When you employ Lavelle Solicitors to provide legal services to you, you are giving us permission to hold information and personal data for our records.
This notice sets out the basis on which any personal data we collect from you, or that you provide to us, will be processed by us.
The following is a statement of our practices regarding your personal data and how we will treat it. The applicable law is the Data Protection Acts 1988 and 2003 (as amended) and from 25 May 2018, the General Data Protection Regulation (the GDPR).
The categories of your personal data that we may collect includes, but is not limited to the following: contact details (including names, postal addresses, email addresses and telephone numbers), financial and tax data, correspondence by phone and/or email.
We collect this information to provide you with legal services. You have provided consent for the processing for the purpose of representing you in relation to our engagement and retainer. Processing is necessary for the performance of a contract which you have entered into with us or to take steps at your request prior to entering into a contract.

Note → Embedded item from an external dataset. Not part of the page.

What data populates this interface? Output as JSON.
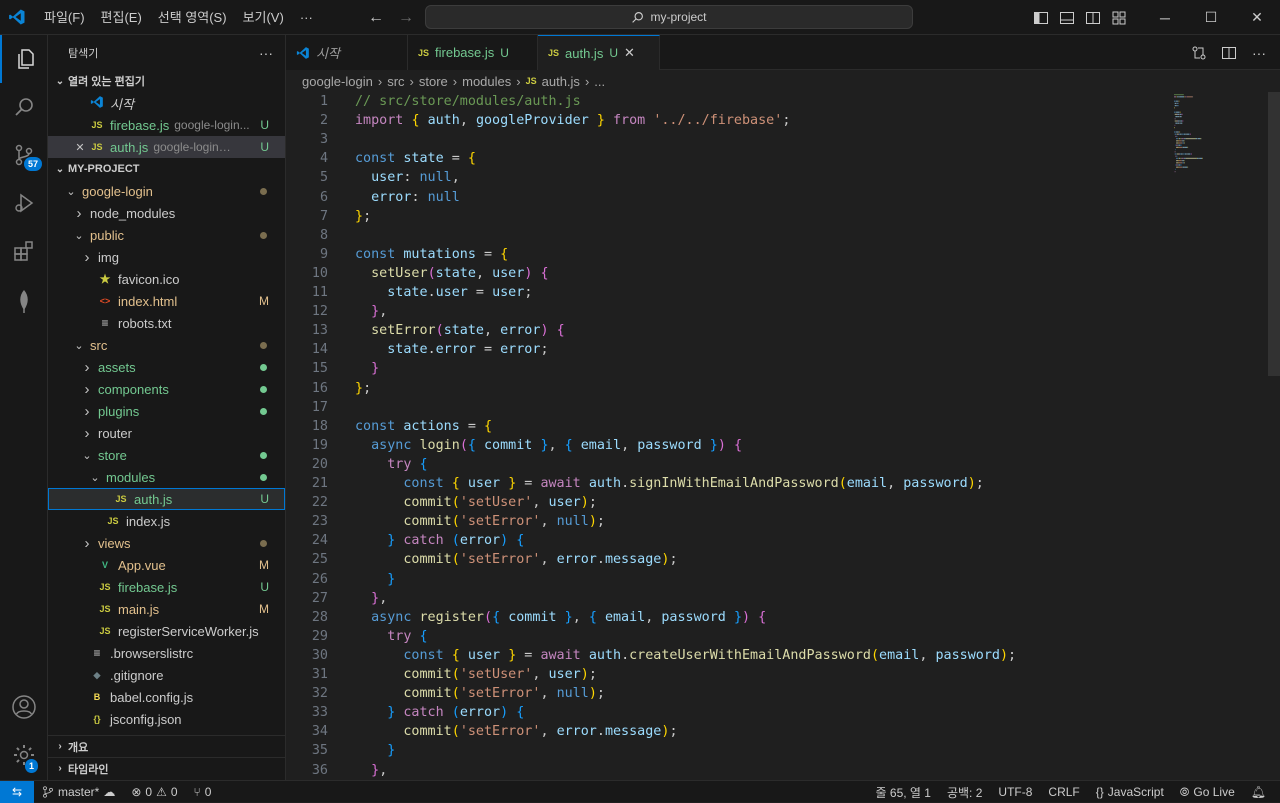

Processing is necessary in order to protect the vital interests of you and for the purposes of the legitimate interests which we pursue in providing you with legal services
If your case involves the processing of special categories of data such as medical or health data we will only process such personal data or special category of personal data for the establishment, prosecution or defence of your case and for no other purpose.
We shall keep any personal data, information and documents relating to you or your business confidential, except where disclosure is required by law or regulation or in other exceptional circumstances. In the same way we must respect the confidentiality of information and documents which we hold for our other clients. We cannot, without their express written permission, disclose any of that material to you.
In the normal course of running a solicitor’s practice and in the course of carrying out our obligations to you we may need to share/disclose your personal data to a third party/parties such as:-
- Revenue Commissioners,
- Law Society of Ireland,
- Local Authority,
- Courts Service,
- Workplace Relations Commission,
- Department of Social Security,
- Property Registration Authority
We also use professional and other services including specialist IT service providers, which will involve some access to files including:
- Risk management auditors – Institute of Legal Research & Standards [Q1000/Q3000/Q6000/Q9000]
- Quality control companies,
- IT maintenance contractors
- Cloud storage providers
- External file storage companies
This allows us to manage our firm properly. We always try to make sure that the provider of the services is reputable and can provide sufficient guarantees to implement appropriate technical and organisational measures in such a way that your personal rights are protected. We require them to sign letters of confidentiality and/or a written contract.
When we store files off site, whether electronic or hard copy, we will take all reasonable steps to make sure we keep your information confidential.
What are your rights with respect to the processing of personal data?
Please note that you have the following rights in respect of your personal data:
The right to access the personal data we hold about you.
The right to require us to rectify any inaccurate personal data about you without undue delay.
The right to have us erase any personal data we hold about you in circumstances where the processing of data was not carried out in accordance with the GDPR.
The right to object to us processing personal data about you such as processing for profiling or direct marketing.
The right to data portability in certain circumstances such as where the processing is based on consent, processing is necessary for the performance of a contract and the processing is carried out by automated means.
The right to request a restriction of the processing of your personal data.